L'erreur principale qui empêche la plupart de nos contemporains d'apprécier correctement l'importance des différents programmes politiques et la tendance des politiques d'aide sociale, c'est leur incapacité de voir qu'à côté de la nationalisation directe de toutes les usines et des toutes les exploitations agricoles (telle qu'elle fut menée en Russie et en Chine) il existe une seconde méthode pour mettre pleinement en oeuvre le socialisme. Avec ce système, que l'on appelle communément « planisme » (ou, en tant de guerre, « socialisme de guerre » ), les différentes usines et exploitations agricoles restent apparemment, vu de l'extérieur, des unités distinctes, mais elles sont entièrement et sans condition soumises aux ordres de l'autorité planificatrice suprême. Chaque citoyen, quelle que soit sa position dans le système économique, doit travailler en respectant scrupuleusement les ordres du Bureau Planificateur et son revenu — le montant qu'il a le droit de dépenser pour sa consommation — est déterminé exclusivement par ces ordres. Certaines dénominations et certains termes du système capitalistes peuvent être préservés, mais ils veulent dire tout autre chose dans la situation modifiée que ce qu'ils avaient l'habitude de signifier dans l'économie de marché. D'autres termes peuvent être changés.
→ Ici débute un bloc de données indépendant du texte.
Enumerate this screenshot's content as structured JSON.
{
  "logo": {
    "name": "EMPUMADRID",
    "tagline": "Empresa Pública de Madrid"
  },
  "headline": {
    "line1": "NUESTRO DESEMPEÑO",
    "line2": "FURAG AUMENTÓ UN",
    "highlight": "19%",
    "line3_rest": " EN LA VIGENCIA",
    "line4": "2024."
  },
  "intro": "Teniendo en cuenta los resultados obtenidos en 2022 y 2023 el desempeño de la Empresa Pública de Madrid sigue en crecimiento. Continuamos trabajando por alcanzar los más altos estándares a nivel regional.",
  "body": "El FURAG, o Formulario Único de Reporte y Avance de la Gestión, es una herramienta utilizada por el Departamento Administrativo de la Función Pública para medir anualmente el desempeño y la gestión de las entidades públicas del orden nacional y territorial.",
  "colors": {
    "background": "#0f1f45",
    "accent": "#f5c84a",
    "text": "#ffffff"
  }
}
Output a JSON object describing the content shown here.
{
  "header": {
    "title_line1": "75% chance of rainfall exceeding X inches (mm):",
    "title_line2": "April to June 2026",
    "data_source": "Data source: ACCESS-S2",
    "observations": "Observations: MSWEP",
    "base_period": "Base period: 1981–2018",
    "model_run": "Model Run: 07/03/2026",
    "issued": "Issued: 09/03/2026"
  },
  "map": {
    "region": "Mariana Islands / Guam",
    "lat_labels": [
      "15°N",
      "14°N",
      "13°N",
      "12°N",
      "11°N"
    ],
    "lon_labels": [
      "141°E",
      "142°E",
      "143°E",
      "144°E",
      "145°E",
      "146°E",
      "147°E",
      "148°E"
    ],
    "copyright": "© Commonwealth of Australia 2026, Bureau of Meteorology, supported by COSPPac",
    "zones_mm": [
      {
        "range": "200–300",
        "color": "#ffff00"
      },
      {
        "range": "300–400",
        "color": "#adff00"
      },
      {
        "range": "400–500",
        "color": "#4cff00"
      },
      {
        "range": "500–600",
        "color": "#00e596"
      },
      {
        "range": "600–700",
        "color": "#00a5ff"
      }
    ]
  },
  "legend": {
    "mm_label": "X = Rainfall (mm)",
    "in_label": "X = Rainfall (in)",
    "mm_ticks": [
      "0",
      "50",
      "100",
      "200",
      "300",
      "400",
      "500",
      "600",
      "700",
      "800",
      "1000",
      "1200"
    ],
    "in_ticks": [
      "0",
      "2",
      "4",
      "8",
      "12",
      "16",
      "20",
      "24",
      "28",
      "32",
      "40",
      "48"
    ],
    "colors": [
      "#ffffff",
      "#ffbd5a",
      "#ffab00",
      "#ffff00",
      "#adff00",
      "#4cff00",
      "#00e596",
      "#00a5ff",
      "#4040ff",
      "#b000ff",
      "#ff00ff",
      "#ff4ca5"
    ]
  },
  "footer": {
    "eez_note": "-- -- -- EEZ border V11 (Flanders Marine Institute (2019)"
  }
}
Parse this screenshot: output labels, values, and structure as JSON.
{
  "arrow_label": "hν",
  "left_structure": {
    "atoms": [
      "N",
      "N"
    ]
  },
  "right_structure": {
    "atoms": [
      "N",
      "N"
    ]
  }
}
Ainsi, dans l'Allemagne d'Hitler, le chef d'une équipe supplantant l'entrepreneur ou le président de société de l'économie de marché était appelé « directeur d'entreprise » (Betriebsführer) et les forces de travail « partisans » (Gefolgshaft). Comme le soulignait à l'envie le principal théoricien de ce système, feu le Professeur Othmar Spann, on ne gardait de la propriété privée que le nom, alors qu'il s'agissait en réalité uniquement d'une propriété publique et étatique.

Ce n'est qu'en accordant sa pleine attention à ces questions fondamentales que l'on peut comprendre correctement les controverses politiques au sein des nations de la civilisation occidentale. Car si le socialisme et le communisme devaient l'emporter dans ces pays, ce serait par le socialisme de la planification et non par le socialisme de la nationalisation. La seconde méthode peut s'appliquer dans des pays à prédominance agricole comme en Europe de l'Est ou en Asie. Dans les pays industrialisés de l'Ouest, le projet planificateur est plus populaire parce que même les étatolâtres les plus fanatiques répugnent à nationaliser directement l'appareil complexe de la fabrication industrielle moderne. Et pourtant, le « projet de planification » est tout aussi destructeur de liberté que le « projet de nationalisation », et les deux nous conduisent vers l'État autoritaire.



Note

a. Mises avait écrit la préface de la traduction anglaise du livre de Louis Bodin sur « L'Empire socialiste des Inka ». NdT.